Re "Gun Control Drive Blocked in Senate; Obama, in Defeat, Sees 'Shameful Day' " (front page, April 18):

This week could hardly offer a starker contrast between heroism and cowardice. First responders and bystanders in Boston displayed genuine bravery, risking their lives to help those injured by bombs planted by evildoers too cowardly even to claim responsibility.
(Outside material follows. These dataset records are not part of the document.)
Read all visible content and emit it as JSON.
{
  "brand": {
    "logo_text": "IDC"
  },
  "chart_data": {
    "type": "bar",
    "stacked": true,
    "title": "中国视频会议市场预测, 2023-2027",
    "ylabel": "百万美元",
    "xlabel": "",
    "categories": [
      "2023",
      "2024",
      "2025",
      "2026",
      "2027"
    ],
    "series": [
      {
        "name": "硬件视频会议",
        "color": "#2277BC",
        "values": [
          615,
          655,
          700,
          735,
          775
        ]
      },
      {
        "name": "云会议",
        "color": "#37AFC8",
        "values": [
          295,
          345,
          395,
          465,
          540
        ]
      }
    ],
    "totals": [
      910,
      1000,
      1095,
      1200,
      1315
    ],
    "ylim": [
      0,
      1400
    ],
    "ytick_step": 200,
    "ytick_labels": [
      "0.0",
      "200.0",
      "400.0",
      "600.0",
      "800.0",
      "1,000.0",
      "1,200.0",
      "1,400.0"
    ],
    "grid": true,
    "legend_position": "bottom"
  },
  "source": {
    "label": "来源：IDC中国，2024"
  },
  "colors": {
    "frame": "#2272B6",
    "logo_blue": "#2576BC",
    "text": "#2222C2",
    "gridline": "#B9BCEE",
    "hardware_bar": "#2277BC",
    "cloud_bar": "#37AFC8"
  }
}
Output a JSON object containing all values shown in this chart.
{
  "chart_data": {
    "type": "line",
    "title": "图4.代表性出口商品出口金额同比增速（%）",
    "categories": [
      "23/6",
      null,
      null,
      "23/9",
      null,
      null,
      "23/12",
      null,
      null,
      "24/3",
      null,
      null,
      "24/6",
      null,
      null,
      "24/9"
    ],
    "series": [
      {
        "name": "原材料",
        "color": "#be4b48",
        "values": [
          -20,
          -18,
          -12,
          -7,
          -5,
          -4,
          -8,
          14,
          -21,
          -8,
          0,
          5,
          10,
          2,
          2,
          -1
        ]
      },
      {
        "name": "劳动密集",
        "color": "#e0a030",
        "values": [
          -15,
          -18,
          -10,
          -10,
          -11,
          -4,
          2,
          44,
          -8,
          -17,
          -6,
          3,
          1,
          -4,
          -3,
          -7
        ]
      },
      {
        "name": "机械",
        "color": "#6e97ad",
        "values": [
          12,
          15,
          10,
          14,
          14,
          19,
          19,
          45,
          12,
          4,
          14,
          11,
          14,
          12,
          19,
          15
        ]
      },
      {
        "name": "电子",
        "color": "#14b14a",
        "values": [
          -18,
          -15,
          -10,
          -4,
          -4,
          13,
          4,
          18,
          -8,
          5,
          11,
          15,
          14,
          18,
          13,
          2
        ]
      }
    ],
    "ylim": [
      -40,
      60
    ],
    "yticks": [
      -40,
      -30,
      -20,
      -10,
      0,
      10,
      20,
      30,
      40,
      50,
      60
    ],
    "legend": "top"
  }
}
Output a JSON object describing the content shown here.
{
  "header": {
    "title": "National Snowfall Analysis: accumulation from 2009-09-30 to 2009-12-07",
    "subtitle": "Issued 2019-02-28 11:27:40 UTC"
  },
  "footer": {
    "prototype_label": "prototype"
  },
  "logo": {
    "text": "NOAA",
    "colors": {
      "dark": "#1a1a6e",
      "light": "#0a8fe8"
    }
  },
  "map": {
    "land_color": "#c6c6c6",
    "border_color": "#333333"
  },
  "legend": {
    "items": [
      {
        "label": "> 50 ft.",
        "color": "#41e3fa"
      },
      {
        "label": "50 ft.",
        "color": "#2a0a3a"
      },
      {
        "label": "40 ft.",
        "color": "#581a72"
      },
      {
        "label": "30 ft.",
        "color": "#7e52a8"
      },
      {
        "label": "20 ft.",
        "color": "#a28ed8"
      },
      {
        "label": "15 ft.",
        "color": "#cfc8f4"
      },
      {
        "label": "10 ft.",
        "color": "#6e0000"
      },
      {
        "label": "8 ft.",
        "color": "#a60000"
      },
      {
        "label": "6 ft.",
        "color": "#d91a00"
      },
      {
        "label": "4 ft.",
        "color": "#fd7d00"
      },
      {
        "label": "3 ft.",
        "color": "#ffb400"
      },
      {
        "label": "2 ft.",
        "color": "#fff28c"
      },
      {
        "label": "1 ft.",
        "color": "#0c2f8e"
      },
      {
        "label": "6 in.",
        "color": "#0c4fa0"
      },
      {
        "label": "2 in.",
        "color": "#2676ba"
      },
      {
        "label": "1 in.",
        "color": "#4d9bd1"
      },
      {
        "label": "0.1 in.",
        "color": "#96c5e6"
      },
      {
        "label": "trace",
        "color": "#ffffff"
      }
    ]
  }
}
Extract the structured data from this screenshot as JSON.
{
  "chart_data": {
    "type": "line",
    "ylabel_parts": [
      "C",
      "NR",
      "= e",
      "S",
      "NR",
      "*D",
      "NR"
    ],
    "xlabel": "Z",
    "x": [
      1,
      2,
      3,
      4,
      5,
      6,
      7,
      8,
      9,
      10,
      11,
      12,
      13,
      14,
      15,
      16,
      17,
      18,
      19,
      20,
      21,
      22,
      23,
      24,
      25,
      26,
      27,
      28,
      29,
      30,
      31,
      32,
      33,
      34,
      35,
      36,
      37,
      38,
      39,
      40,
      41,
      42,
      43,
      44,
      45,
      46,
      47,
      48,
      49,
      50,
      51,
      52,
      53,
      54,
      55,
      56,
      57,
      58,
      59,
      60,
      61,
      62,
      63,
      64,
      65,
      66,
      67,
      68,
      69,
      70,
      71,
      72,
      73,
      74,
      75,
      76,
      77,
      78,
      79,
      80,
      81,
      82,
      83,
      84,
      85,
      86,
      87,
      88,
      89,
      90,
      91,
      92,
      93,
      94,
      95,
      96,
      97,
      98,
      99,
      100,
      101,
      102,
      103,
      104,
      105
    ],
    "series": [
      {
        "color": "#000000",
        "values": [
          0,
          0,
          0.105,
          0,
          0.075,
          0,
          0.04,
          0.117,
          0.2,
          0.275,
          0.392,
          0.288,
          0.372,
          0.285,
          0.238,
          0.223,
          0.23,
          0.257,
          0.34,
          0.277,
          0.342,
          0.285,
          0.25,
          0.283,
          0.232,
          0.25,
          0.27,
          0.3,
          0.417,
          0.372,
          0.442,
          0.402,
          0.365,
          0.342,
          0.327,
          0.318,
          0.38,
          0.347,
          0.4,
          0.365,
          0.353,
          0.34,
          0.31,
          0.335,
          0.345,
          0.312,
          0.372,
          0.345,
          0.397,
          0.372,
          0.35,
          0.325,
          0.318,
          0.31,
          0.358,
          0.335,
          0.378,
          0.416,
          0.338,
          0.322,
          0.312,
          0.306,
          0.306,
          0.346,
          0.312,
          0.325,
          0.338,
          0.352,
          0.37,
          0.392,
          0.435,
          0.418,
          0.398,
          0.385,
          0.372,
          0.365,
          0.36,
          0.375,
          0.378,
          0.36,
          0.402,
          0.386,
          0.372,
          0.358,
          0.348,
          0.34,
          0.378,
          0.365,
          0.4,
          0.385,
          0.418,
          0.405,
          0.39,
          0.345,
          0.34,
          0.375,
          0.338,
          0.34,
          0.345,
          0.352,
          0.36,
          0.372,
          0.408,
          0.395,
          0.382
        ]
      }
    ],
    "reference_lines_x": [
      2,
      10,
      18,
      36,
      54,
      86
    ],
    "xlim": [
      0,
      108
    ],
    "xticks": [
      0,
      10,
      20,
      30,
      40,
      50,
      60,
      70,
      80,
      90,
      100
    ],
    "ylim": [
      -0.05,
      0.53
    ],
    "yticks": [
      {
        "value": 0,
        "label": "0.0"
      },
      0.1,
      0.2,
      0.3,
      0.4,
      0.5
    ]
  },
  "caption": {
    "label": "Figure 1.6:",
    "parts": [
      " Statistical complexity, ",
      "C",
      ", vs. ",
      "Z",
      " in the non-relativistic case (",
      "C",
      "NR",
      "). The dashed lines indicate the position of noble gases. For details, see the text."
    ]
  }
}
Cowardice of a different sort was on display in Washington, where senators voted against background checks legislation, though they knew it should have been passed and would save lives, for fear of angering the National Rifle Association and possibly losing their jobs. I would be ashamed to be represented by such a coward.

SCOTT A. BIRNBAUM
Boston, April 18, 2013

To the Editor:

I have been a registered Republican for over 50 years and I served under two Republican presidents. Today, however, I have been embarrassed and dismayed by my party. The background check amendment was no panacea and it would not have prevented "the next massacre." But it might well have postponed that tragic event. It was an obvious and constructive step to which no serious, substantive objection was, or could have been, raised.

If some will claim that this view makes me a RINO — Republican in Name Only — I say, "RINOs, let us unite and put our hides on the line to save our party from itself."

DOUGLAS M. PARKER
Ojai, Calif., April 18, 2013

The writer served in senior positions as a lawyer in the Nixon and Ford administrations.

To the Editor:

The gun control movement completely fails to understand that the "gun lobby" is not the despised National Rifle Association. It is the nearly 100 million Americans who are unwilling to be disarmed by frightened people who are for the most part wholly ignorant about firearms.

LAURENCE FRANK
Hillsborough, Calif., April 18, 2013

To the Editor:

The shameful Senate vote on Wednesday makes clearer than ever the need for term limits. If senators were not paralyzed by the fear of not being re-elected, then maybe they would be brave enough to vote their consciences, or at least mind the wishes of their constituents.

ROBERT KOCHERSBERGER
Raleigh, N.C., April 18, 2013

To the Editor:

The only coherent argument against regulating guns is the one the National Rifle Association won't state publicly: Using background checks to keep the disqualified from buying guns hurts gun sales.

WILLIAM LORTON
Los Angeles, April 18, 2013

To the Editor:

Re "The Senate Fails Americans" (editorial, April 18):

The continued use of the Sandy Hook tragedy to promote gun control legislation is unseemly. Nothing in the failed background check legislation would have or could have prevented the attack at the school. The massacre of brave and caring adults and the 20 innocent children tears at the heart. Before that horror took place, Adam Lanza first shot his mother in the head. Clearly, he was seriously disturbed. We must make the case for mental health legislation, not only the guns.

ANTONIA TAMPLIN
Bronx, April 18, 2013

To the Editor:

The failure of the Senate to pass overwhelmingly popular, common-sense restrictions on gun trafficking is truly shameful. The background checks measure received "only" 54 votes. However, the requirement of 60 votes to overcome a filibuster is the true scandal. Until there is genuine reform of this rule, a determined, well-financed, craven or ignorant minority will continue to block progress on this or any other issue of vital concern. That is where outrage over this latest defeat should be directed.